As hundreds of volunteers and deputies scoured for Brittany, the day concluded on a hopeful note, defying all odds: “We are assuming and hoping that she is alive,” Byrd expressed.
The Discovery
The desperate search for Brittany persisted into a second day, with investigators gathering any available clues. The only information at their disposal was that her abductor was seemingly a white or light-skinned man, driving a brown pickup truck, and Brittany exhibited no signs of resistance.
However, the bewildering aspect was how such a brazen abduction transpired so swiftly—and why the culprit targeted such a remote, secluded area, far from the usual routes. By the day's end, the abduction itself would be overshadowed by a more horrifying revelation.
“I stayed out there all night and blocked off the 401 that went into Ryan McBryde,” Ard recalled. Distressed at the thought of 5-year-old Brittany alone in the cold, especially with a baby daughter at home, Ard soon grasped a haunting reality—Brittany had been concealed right under the deputies' noses the entire time.
It dawned on them once the rain ceased, allowing water along the roads to recede.
“There were a group of guys going up the ditch, and I was trailing behind them a bit, and the water had gone down, and there was a culvert there, and [the one guy] looked back and went, ‘Huh,’ and hopped off in the water and leaned over and looked down, and I watched every bit of color and life drain out of his face,” Ard recounted.
Brittany had been placed inside the drainage pipe, submerged in rising water.
“I still, from time to time, can kind of see her feet coming out of the pipe,” Ard said, averting his gaze as soon as he "started seeing feet."
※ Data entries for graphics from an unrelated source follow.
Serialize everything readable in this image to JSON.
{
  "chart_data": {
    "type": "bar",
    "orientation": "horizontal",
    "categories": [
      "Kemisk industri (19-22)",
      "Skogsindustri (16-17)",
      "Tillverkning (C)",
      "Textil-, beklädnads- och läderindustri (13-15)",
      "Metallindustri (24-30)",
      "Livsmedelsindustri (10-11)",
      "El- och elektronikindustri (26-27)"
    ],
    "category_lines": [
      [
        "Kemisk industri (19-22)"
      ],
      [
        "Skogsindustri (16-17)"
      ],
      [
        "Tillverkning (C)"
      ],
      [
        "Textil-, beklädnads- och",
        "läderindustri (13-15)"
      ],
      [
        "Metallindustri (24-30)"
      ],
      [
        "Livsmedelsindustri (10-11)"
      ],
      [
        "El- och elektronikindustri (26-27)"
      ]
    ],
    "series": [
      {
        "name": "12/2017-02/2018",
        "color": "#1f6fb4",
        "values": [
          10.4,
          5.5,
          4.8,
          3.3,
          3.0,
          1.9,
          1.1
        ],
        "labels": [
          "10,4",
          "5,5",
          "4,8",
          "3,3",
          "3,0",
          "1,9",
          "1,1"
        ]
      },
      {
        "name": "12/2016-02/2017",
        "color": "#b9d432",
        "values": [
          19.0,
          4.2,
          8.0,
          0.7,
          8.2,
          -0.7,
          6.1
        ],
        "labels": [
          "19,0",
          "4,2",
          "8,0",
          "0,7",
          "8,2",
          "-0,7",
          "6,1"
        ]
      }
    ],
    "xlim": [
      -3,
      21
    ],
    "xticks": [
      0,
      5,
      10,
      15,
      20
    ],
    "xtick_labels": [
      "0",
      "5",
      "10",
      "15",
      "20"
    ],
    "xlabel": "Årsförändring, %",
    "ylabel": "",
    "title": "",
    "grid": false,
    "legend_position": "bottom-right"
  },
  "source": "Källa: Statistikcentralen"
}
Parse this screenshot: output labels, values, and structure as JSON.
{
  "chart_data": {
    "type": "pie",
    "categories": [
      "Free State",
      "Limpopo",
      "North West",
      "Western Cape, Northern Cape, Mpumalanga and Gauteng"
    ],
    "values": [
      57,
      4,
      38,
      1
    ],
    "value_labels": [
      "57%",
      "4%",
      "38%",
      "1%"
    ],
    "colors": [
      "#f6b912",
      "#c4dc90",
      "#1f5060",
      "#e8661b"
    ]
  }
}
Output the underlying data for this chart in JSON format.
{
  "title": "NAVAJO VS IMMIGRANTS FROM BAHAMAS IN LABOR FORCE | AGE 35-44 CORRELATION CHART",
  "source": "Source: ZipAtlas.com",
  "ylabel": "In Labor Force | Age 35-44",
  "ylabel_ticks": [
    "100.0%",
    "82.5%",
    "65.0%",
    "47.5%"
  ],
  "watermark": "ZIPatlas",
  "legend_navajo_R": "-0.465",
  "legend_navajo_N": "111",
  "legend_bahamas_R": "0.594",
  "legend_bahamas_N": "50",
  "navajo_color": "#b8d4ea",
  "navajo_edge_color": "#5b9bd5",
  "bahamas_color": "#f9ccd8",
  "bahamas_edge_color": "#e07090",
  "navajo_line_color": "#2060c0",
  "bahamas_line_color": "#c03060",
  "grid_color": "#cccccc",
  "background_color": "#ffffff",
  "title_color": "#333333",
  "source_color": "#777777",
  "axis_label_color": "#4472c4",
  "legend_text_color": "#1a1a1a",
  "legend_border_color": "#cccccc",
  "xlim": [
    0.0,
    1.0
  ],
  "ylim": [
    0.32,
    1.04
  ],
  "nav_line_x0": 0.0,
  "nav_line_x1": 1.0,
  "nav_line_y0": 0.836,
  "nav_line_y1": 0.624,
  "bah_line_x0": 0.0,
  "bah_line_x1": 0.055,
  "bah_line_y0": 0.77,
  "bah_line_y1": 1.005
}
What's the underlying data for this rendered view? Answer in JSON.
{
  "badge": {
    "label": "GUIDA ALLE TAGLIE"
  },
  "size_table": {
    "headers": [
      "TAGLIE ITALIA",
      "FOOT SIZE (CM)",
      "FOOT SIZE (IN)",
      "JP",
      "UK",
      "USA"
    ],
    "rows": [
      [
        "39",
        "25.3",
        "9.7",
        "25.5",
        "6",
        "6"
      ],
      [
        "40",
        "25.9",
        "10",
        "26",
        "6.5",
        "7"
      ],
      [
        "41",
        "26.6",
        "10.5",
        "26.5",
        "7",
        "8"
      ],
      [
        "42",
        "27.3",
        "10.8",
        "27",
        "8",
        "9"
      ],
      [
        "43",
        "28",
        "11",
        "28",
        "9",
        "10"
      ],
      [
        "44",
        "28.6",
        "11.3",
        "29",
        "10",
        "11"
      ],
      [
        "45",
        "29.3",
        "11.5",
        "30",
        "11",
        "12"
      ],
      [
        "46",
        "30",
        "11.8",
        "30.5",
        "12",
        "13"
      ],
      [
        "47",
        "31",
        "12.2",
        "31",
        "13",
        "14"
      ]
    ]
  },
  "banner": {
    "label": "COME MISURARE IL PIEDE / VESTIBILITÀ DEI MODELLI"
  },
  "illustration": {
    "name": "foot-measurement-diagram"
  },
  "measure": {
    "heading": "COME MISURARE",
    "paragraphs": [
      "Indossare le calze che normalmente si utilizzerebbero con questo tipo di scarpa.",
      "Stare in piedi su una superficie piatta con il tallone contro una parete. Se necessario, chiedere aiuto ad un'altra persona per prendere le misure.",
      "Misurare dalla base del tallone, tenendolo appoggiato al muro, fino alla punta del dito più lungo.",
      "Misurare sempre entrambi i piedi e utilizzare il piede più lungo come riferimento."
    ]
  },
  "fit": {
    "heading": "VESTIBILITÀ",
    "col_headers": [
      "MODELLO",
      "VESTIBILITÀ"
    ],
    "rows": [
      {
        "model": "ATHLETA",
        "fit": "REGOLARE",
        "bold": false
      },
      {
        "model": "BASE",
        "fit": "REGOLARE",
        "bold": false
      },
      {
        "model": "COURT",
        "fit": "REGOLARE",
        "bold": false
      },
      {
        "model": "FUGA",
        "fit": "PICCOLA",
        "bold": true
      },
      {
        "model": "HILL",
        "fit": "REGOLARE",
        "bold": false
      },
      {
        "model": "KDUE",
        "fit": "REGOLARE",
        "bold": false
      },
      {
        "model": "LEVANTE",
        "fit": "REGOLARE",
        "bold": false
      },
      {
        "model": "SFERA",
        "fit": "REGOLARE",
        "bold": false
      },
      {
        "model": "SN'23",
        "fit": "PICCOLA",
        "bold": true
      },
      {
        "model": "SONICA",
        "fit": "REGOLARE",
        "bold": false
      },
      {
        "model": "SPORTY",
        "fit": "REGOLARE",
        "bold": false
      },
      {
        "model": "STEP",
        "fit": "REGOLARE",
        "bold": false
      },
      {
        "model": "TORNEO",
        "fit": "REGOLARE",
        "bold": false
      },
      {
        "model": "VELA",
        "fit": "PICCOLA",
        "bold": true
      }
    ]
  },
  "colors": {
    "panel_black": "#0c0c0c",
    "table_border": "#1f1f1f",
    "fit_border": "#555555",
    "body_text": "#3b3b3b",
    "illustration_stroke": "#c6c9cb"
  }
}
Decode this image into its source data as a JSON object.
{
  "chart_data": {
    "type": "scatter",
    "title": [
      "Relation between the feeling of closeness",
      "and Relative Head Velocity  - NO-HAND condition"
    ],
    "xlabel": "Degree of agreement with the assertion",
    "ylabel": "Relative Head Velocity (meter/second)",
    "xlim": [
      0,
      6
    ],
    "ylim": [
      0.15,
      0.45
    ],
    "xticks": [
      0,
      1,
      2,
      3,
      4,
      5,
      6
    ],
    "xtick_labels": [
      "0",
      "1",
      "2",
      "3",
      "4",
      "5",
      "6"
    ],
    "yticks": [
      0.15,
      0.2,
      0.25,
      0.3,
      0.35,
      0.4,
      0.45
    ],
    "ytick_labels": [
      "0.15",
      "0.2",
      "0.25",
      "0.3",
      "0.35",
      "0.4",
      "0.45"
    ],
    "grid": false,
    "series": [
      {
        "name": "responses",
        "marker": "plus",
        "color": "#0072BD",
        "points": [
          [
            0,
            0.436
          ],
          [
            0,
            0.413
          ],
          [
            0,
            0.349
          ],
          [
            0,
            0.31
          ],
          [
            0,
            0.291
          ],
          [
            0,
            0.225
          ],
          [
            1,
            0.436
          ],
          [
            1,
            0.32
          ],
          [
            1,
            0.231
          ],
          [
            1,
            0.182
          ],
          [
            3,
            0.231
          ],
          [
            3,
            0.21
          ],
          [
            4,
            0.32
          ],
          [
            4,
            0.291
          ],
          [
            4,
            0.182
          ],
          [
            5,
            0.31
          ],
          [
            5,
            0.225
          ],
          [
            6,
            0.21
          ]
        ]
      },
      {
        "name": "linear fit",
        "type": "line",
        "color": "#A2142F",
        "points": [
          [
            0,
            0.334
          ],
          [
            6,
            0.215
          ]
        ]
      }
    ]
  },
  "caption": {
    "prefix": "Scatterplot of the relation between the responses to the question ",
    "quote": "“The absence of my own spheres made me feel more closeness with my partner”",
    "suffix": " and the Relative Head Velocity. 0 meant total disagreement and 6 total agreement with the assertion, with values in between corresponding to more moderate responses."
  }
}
“From what I remember, it looked like she was face down with no clothes on. Like she had been held in the water and then slid into the pipe when it was over, face down in the water.”
The exact location where Ard had stopped his car that morning, just about three miles from her home, was where Brittany was found.
“That has always bothered me that she stayed out in the cold for 30-something hours, and I was within a foot of her and didn’t know it,” he confessed, haunted by her solitary presence "out there by herself in the cold, in the water.”
Investigators later determined that the drainage pipe was the primary crime scene, where the perpetrator had taken her directly.
As Sheriff Byrd disclosed at a press conference two days later, an autopsy revealed she’d been subjected to sexual assault.
“I think within a half an hour, it was done. I think he went straight to that spot, he knew where he was going, he went straight there, he did what he was going to do, and was gone in no time,” Ard surmised.
Deputies, still reeling from the events, were confronted with the heartbreaking reality when Sheriff Byrd announced, “It’s sad news that I bring. I was hoping it would be a live body, but it’s a lifeless body.”